1911 John Bauer illustration, Wikimedia Commons

Ragnarök-n-Roll

It is truly a Netflix-style series finale because all the side characters you’d forgotten about over the last seven seasons suddenly reappear and go to war. We’ve got gods, we’ve got monsters, we’ve got a boat made out of the unclipped fingernails of dead people! Óðinn is eaten by the giant wolf Fenrir before Viðar finally uses his giant shoe to kill the beast. Loki sides with the baddies. Þórr finally gets his hands all up and down the slippery dick of the sea serpent Jörmungandur. He rubs it out, killing it. Then he dies because it squirted “poison” on him. (We all know what it feels like to get jizz in the eye.)

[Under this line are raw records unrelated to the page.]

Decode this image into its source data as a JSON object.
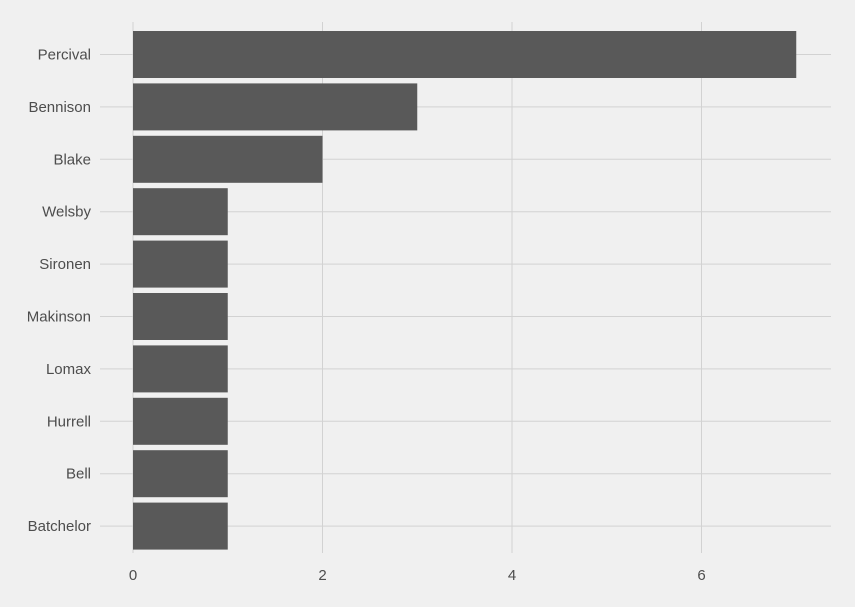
{
  "chart_data": {
    "type": "bar",
    "orientation": "horizontal",
    "title": "",
    "xlabel": "",
    "ylabel": "",
    "categories": [
      "Percival",
      "Bennison",
      "Blake",
      "Welsby",
      "Sironen",
      "Makinson",
      "Lomax",
      "Hurrell",
      "Bell",
      "Batchelor"
    ],
    "values": [
      7,
      3,
      2,
      1,
      1,
      1,
      1,
      1,
      1,
      1
    ],
    "xlim": [
      0,
      7.35
    ],
    "x_ticks": [
      0,
      2,
      4,
      6
    ],
    "x_tick_labels": [
      "0",
      "2",
      "4",
      "6"
    ],
    "grid": true,
    "legend": "none",
    "colors": {
      "bar": "#595959",
      "background": "#f0f0f0",
      "grid": "#d2d2d2",
      "text": "#4d4d4d"
    }
  }
}
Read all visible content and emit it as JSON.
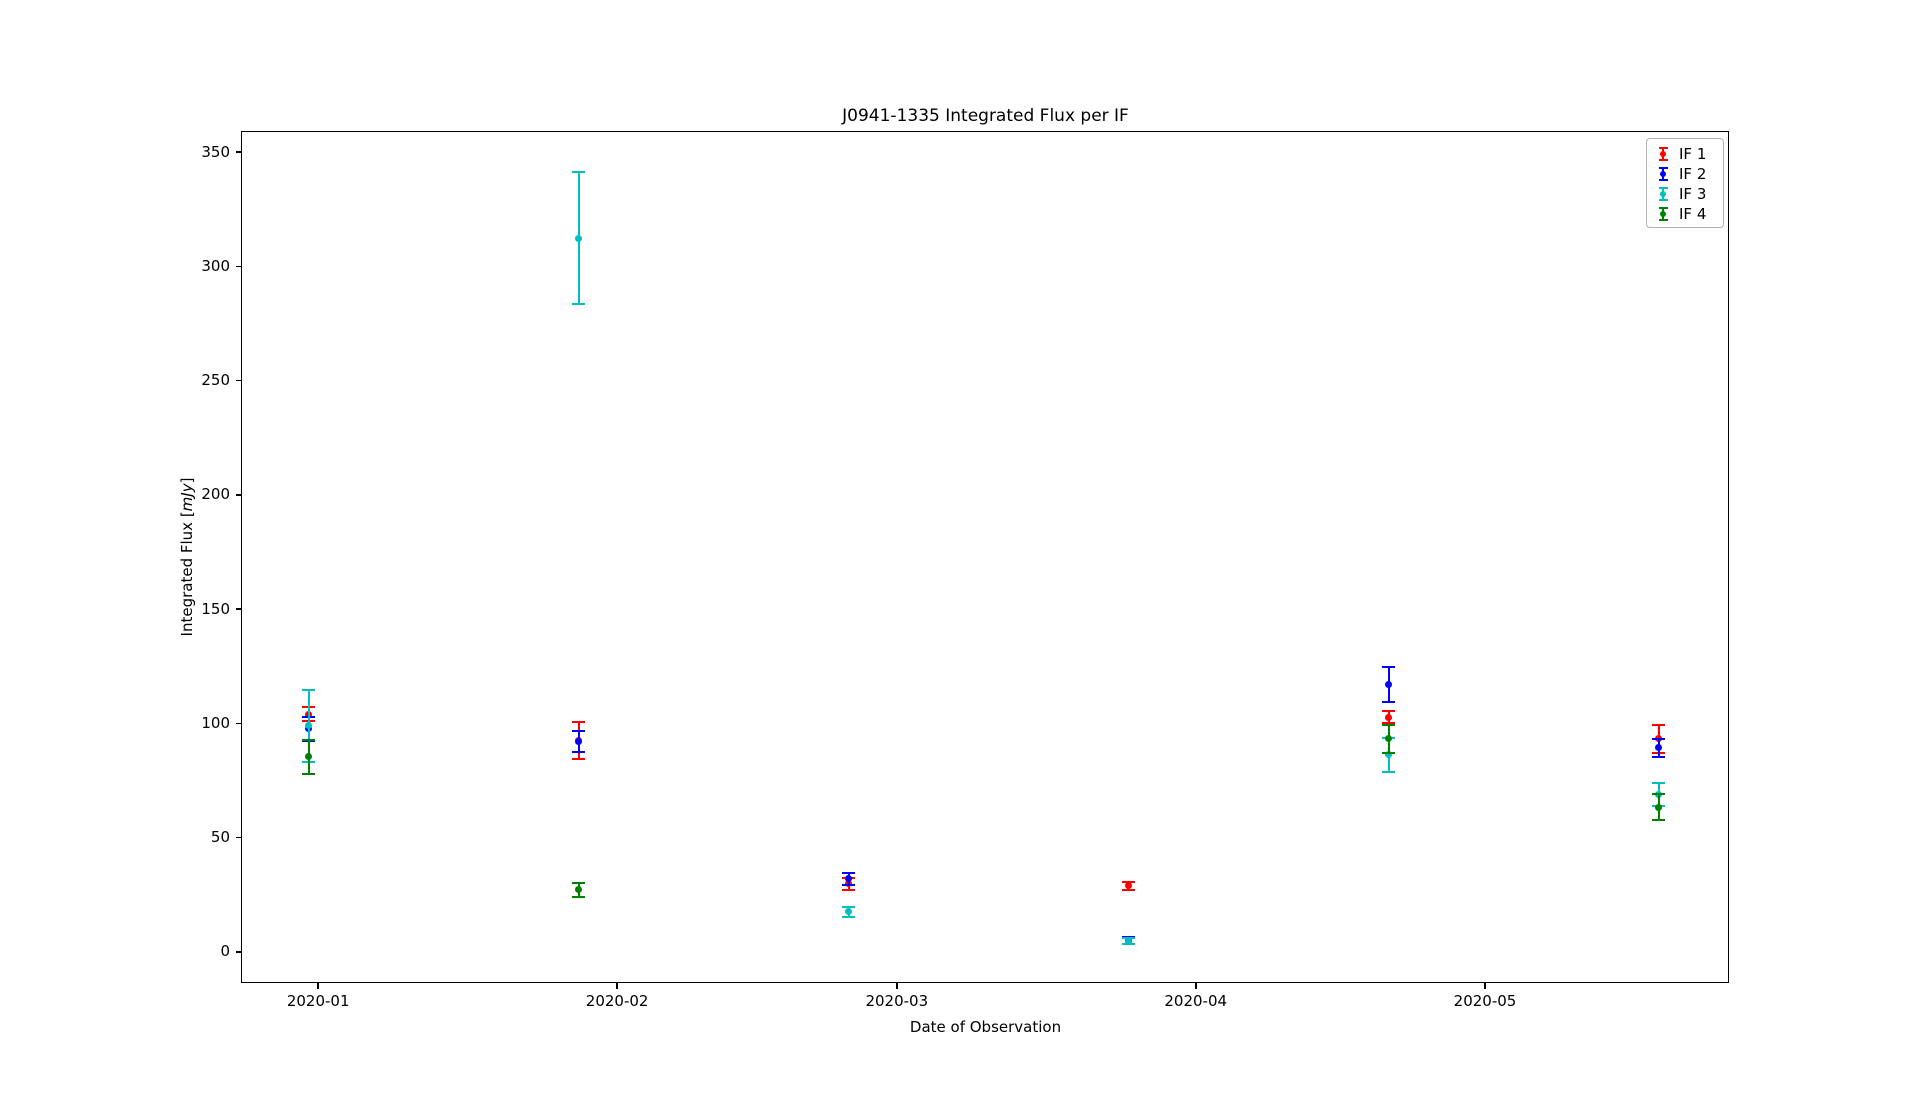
{
  "figure": {
    "title": "J0941-1335 Integrated Flux per IF",
    "xlabel": "Date of Observation",
    "ylabel_prefix": "Integrated Flux [",
    "ylabel_math": "mJy",
    "ylabel_suffix": "]",
    "background_color": "#ffffff",
    "spine_color": "#000000"
  },
  "chart_data": {
    "type": "scatter",
    "subtype": "errorbar",
    "title": "J0941-1335 Integrated Flux per IF",
    "xlabel": "Date of Observation",
    "ylabel": "Integrated Flux [mJy]",
    "grid": false,
    "legend_position": "upper right",
    "x_epoch": "2020-01-01",
    "xlim_days": [
      -7.9,
      146.3
    ],
    "ylim": [
      -13.6,
      358.8
    ],
    "x_ticks": [
      {
        "label": "2020-01",
        "date": "2020-01-01"
      },
      {
        "label": "2020-02",
        "date": "2020-02-01"
      },
      {
        "label": "2020-03",
        "date": "2020-03-01"
      },
      {
        "label": "2020-04",
        "date": "2020-04-01"
      },
      {
        "label": "2020-05",
        "date": "2020-05-01"
      }
    ],
    "y_ticks": [
      0,
      50,
      100,
      150,
      200,
      250,
      300,
      350
    ],
    "series": [
      {
        "name": "IF 1",
        "color": "#ff0000",
        "points": [
          {
            "date": "2019-12-31",
            "value": 104.0,
            "error": 3.0
          },
          {
            "date": "2020-01-28",
            "value": 92.5,
            "error": 8.1
          },
          {
            "date": "2020-02-25",
            "value": 29.8,
            "error": 2.7
          },
          {
            "date": "2020-03-25",
            "value": 28.9,
            "error": 1.8
          },
          {
            "date": "2020-04-21",
            "value": 102.8,
            "error": 2.5
          },
          {
            "date": "2020-05-19",
            "value": 93.2,
            "error": 6.1
          }
        ]
      },
      {
        "name": "IF 2",
        "color": "#0000ff",
        "points": [
          {
            "date": "2019-12-31",
            "value": 97.6,
            "error": 5.4
          },
          {
            "date": "2020-01-28",
            "value": 92.0,
            "error": 4.6
          },
          {
            "date": "2020-02-25",
            "value": 32.0,
            "error": 2.6
          },
          {
            "date": "2020-03-25",
            "value": 5.0,
            "error": 1.5
          },
          {
            "date": "2020-04-21",
            "value": 117.0,
            "error": 7.5
          },
          {
            "date": "2020-05-19",
            "value": 89.3,
            "error": 4.0
          }
        ]
      },
      {
        "name": "IF 3",
        "color": "#00bfbf",
        "points": [
          {
            "date": "2019-12-31",
            "value": 98.9,
            "error": 15.7
          },
          {
            "date": "2020-01-28",
            "value": 312.4,
            "error": 29.0
          },
          {
            "date": "2020-02-25",
            "value": 17.5,
            "error": 2.0
          },
          {
            "date": "2020-03-25",
            "value": 4.7,
            "error": 1.3
          },
          {
            "date": "2020-04-21",
            "value": 86.2,
            "error": 7.4
          },
          {
            "date": "2020-05-19",
            "value": 69.0,
            "error": 5.0
          }
        ]
      },
      {
        "name": "IF 4",
        "color": "#008000",
        "points": [
          {
            "date": "2019-12-31",
            "value": 85.3,
            "error": 7.5
          },
          {
            "date": "2020-01-28",
            "value": 27.1,
            "error": 3.0
          },
          {
            "date": "2020-04-21",
            "value": 93.2,
            "error": 6.3
          },
          {
            "date": "2020-05-19",
            "value": 63.4,
            "error": 5.5
          }
        ]
      }
    ]
  }
}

“Þórr finally gets his hands all up and down the slippery dick of the sea serpent Jörmungandur.”

The world is burned away. Everyone keeps to their own lanes in heaven or hell, waiting for it to be reborn. Very demure, very mindful. The Earth reappears from the sea and the gods return. They spend their days yapping and playing a special edition gold-plated Settlers of Catan. Two humans survived by hiding in a special nook of the cosmic tree and they repopulate Earth. Okay, byeeeee!

That’s basically how the throuple leave the chat. There is a sudden crashing as their sex dungeon collapses around them and Gylfi is left standing alone in the middle of nowhere. I guess the game is over, because he blurts out some final thoughts about how the Norse gods were actually Turkish and that Loki was Ulysses. Wait, who won?

Morals of the story
Crying is not unmanly. It’s healthy. It’s even kinda hot.
You wanna fuck around, you’re gonna find out.